Он не поверил себе. Проверил свои ощущения. Да. Кажется, он добрался до цели. Судьба держала его прочно, уверенно и сильно. Правда, в следующее мгновение он засомневался, потому что происходящее не казалось уже бывшим. Сначала его прижало к чему-то обширному, мягкому, потному и горячему. Затем накрыло какой-то тряпкой, насквозь мокрой. Он попробовал вырваться, но мягкое и потное дернулось и не пустило. Он застыл.

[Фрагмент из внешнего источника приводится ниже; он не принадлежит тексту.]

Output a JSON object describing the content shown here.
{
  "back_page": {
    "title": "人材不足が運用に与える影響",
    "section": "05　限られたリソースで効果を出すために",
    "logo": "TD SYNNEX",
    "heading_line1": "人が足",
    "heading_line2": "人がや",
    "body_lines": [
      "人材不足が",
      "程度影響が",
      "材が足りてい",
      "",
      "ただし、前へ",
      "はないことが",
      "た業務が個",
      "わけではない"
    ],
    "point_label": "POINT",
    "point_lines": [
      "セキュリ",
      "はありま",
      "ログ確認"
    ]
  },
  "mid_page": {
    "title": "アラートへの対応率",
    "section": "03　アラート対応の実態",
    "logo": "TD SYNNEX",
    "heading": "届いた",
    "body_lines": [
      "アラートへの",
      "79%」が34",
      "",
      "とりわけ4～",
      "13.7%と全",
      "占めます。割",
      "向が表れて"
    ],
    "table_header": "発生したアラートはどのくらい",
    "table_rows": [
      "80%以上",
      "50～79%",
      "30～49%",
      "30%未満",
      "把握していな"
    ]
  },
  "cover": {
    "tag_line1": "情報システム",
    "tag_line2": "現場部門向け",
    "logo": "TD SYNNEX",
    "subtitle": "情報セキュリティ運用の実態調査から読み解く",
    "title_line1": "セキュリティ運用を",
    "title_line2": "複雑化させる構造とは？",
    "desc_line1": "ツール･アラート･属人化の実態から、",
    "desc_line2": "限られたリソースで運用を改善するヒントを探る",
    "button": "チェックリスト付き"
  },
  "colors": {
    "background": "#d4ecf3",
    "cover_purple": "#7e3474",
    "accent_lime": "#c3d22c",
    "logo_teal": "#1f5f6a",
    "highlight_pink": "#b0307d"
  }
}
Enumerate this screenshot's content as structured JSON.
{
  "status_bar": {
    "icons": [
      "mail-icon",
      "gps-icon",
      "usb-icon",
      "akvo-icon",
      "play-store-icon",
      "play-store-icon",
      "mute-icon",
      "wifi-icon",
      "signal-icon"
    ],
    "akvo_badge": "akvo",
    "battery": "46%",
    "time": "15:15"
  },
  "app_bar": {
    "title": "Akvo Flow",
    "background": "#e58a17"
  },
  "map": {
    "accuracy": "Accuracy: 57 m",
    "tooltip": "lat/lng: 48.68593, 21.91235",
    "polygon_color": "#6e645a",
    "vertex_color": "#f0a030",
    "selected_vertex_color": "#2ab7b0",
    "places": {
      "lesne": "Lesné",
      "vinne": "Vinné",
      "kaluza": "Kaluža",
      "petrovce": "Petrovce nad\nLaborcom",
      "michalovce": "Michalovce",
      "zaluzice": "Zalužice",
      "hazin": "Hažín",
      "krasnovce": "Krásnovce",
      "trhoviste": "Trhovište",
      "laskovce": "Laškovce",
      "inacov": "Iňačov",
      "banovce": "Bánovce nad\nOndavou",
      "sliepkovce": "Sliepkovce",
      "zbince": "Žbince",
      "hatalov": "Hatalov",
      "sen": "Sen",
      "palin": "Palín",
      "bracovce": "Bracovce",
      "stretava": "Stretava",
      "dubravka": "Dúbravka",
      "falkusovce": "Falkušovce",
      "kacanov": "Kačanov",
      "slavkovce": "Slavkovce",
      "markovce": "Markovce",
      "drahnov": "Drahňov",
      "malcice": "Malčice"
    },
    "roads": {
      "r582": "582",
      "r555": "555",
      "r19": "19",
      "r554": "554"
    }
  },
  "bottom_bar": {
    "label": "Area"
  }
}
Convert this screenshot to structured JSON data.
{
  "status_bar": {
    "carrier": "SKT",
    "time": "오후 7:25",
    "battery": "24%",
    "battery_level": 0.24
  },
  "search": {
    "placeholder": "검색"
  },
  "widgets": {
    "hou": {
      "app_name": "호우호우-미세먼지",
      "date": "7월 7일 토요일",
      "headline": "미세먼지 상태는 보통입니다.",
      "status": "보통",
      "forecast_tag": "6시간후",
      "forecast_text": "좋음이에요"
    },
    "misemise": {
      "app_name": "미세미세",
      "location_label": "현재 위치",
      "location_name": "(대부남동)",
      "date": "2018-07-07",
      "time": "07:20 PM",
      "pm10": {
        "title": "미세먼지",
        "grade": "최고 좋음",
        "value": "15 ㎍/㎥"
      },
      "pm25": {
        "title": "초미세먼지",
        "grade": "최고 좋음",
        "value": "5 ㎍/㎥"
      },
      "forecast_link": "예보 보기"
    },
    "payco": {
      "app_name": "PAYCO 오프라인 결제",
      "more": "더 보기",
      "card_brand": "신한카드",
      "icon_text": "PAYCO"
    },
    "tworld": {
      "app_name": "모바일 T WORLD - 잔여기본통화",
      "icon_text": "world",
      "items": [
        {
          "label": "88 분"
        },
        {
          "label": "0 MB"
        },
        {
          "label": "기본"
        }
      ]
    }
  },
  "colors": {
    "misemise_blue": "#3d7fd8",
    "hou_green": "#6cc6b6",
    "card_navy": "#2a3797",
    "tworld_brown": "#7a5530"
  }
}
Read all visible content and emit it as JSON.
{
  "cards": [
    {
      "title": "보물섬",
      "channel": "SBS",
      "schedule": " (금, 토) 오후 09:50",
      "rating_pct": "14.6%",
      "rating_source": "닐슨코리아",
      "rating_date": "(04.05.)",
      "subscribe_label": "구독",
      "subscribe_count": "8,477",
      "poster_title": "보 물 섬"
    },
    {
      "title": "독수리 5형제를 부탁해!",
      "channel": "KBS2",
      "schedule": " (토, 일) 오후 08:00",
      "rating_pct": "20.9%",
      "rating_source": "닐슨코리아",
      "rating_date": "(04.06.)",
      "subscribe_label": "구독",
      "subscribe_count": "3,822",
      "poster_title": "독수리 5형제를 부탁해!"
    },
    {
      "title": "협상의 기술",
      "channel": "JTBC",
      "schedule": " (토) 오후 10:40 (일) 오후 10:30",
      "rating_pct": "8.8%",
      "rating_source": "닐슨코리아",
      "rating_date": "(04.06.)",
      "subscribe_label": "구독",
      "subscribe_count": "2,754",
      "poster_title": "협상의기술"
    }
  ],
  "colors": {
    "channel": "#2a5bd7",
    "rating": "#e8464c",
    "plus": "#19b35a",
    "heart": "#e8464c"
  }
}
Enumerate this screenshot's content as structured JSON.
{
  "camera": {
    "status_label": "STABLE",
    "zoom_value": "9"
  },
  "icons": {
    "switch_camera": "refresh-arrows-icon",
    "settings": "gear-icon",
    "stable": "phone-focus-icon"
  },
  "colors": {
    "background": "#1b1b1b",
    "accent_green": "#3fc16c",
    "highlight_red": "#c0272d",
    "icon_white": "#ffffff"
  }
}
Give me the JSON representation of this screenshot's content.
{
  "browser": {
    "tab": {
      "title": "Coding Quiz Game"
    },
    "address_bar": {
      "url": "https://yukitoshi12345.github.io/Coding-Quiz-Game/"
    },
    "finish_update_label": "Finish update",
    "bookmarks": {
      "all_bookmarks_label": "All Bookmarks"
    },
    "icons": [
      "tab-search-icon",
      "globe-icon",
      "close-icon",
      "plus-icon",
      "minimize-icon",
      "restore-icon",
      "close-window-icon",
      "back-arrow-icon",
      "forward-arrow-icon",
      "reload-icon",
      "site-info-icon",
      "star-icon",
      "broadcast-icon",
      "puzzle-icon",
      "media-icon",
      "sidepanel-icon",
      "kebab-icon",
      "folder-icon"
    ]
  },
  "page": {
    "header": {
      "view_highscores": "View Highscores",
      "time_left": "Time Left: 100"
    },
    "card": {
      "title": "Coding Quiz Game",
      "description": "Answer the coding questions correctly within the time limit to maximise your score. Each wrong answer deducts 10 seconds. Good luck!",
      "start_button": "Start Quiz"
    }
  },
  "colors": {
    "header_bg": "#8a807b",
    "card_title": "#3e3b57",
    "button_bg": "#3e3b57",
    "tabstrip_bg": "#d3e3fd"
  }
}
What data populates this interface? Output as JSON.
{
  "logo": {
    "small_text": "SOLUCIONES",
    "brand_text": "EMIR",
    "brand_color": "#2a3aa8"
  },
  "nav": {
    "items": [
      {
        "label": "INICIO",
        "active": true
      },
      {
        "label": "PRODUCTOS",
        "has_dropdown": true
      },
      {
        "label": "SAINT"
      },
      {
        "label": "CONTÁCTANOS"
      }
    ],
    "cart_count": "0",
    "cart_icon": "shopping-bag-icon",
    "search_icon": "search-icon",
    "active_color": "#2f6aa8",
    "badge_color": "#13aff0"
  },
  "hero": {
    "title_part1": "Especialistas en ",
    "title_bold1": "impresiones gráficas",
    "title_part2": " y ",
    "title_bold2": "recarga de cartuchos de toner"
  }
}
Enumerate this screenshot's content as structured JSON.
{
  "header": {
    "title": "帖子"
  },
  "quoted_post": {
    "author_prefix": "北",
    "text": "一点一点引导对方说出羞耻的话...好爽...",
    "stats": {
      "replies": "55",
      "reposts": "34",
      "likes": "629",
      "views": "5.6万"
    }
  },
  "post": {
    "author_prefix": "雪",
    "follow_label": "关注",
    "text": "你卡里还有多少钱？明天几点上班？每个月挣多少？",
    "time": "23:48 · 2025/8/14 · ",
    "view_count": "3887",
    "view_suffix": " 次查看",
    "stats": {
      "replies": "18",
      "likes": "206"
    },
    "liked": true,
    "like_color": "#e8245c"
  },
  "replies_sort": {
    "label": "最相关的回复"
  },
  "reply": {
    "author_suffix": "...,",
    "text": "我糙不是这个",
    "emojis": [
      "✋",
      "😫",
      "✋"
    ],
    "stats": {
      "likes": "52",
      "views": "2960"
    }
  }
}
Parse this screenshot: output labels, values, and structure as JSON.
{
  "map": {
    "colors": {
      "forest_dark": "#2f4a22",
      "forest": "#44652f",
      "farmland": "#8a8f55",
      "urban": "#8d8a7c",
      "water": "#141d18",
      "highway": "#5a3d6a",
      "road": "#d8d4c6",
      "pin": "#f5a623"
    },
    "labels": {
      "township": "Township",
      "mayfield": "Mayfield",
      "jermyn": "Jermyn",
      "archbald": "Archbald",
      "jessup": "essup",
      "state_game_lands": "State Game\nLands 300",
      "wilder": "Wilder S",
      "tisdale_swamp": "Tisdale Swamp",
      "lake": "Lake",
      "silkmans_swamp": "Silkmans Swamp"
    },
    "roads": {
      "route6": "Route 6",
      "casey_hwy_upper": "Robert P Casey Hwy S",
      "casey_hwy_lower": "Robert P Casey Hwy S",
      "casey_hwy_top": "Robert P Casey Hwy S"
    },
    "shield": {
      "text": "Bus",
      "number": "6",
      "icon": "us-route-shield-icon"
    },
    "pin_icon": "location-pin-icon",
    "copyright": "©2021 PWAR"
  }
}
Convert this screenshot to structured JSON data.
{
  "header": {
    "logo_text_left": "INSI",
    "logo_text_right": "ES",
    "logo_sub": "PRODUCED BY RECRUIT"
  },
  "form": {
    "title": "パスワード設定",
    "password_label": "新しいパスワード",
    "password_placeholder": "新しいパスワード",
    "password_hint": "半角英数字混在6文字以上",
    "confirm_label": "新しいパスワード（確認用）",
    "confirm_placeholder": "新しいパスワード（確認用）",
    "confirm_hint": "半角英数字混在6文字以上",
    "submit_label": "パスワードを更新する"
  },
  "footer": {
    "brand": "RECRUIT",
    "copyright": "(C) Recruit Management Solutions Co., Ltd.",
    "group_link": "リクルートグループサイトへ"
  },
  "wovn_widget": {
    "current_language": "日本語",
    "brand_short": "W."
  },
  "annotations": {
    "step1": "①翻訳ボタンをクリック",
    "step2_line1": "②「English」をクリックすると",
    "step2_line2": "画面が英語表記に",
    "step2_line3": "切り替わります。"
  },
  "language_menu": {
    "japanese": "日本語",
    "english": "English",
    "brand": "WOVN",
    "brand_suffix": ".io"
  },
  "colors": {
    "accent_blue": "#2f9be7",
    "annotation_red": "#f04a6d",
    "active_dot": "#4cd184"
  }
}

Когда обширное и мягкое вдруг задвигалось, его ритмичные движения вверх и вниз напомнили ему ощущения, которые, как он помнил, обычно предшествовали безвременью, и он немного успокоился. Безвременье, однако, все не наступало, и ему стало по-настоящему тревожно. Конечно, он не знал ничего хуже безвременья, но оно хоть было знакомо ему. Сейчас же происходило нечто непонятное, неизвестное и опасное, может быть. От неопределенности положения и ужаса перед непонятным будущим он стал покрываться холодным липким потом. А может, пот стал переходить на него с этого мокрого, липкого и горячего. Ему было все равно. Он мог только надеяться… на что? он не знал и сам. Hо продолжал надеяться. Он ждал чего-то даже тогда, когда началась изматывающая душу, проникающая до самых потаенных уголков тряска, совершенно не похожая ни на что испытанное им в жизни, ритмично дергающаяся, плетущаяся куда-то с припадочным рысканьем, так что его бросало в жар и бил озноб от металлических мурашек и непрерывного дрожания мертвого механизма. При этом на него со всех сторон давило горячее, мягкое, наваливалось, качалось в едином движении с капризами трясущегося, вибрирующего, механического… Он еще надеялся. Надежда овладела им с новой силой, когда вдруг прекратилась мучительная тряска и возобновились повторяющиеся движения вверх-вниз, вверх-вниз. Все-таки безвременье?!